The board shall produce an annual plan for its work, with a particular emphasis on objectives, strategy and implementation. The managing director shall at least once a month, by attendance or in writing, inform the Board of Directors about the Company's activities, position and profit trend.
The Board of Directors' consideration of material matters in which the chairman of the board is, or has been, personally involved, shall be chaired by some other member of the board.
The Board of Directors shall evaluate its performance and expertise annually, and make the evaluation available to the nomination committee.
The audit committee
The Company's audit committee is governed by the Norwegian Public Limited Liability Companies Act and a separate instruction adopted by the Board of Directors. The members of the audit committee are appointed by and among the members of the Board of Directors. A majority of the members shall be independent of the Company's operations, and at least one member who is independent of the Company shall have qualifications within accounting or auditing. Board members who are also members of the executive management cannot be members of the audit committee.
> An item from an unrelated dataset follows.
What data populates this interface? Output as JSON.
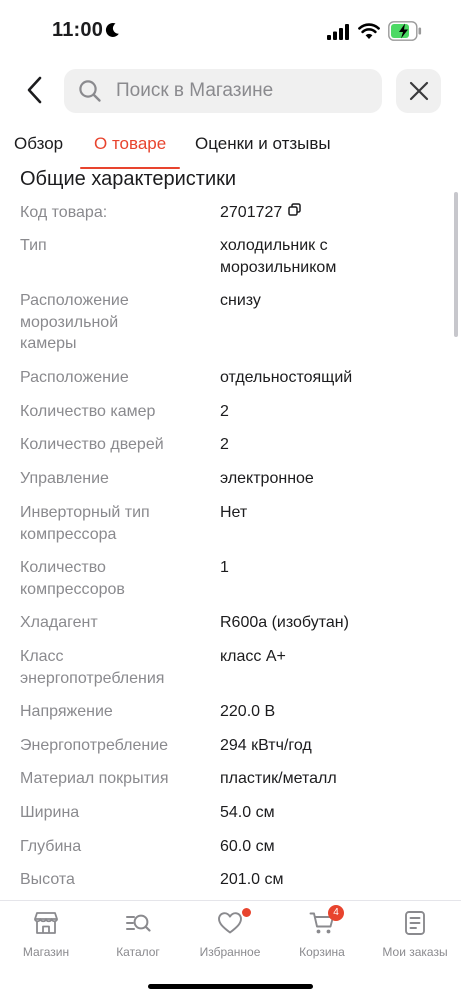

The principal tasks of the audit committee are to:
- Prepare the Board of Directors' supervision of the Company's financial reporting process;
- Monitor the systems for internal control and risk management;
- Have continuous contact with the Company's auditor regarding the audit of the annual accounts; and
- Review and monitor the independence of the Company's auditor, including in particular the extent to which the auditing services provided by the auditor or the audit firm represent a threat to the independence of the auditor.
The remuneration committee
The compensation for the members of the Board of Directors for their service as directors is determined annually by the shareholders of the Company at the annual general meetings of shareholders, on the basis of the motion from the Nomination Committee.
The Board of Directors has established a guideline for salaries and other remuneration to the managing director and other senior executives valid until the Annual General Meeting in 2020. The guideline was endorsed by the Annual General Meeting in May 2019.
The remuneration package for members of management includes fixed and variable elements. The fixed element consists of a base salary and other benefits, such as free mobile phone and life, accident and sickness insurance in accordance with normal practice in the oil industry.
Variable elements of remuneration may be used, or other special supplementary payment may be awarded other than those mentioned above if this is considered appropriate.
Remuneration to the managing director will be evaluated regularly by the Board of Directors to ensure that salaries and other benefits are kept, at all times, within the above guidelines and principles.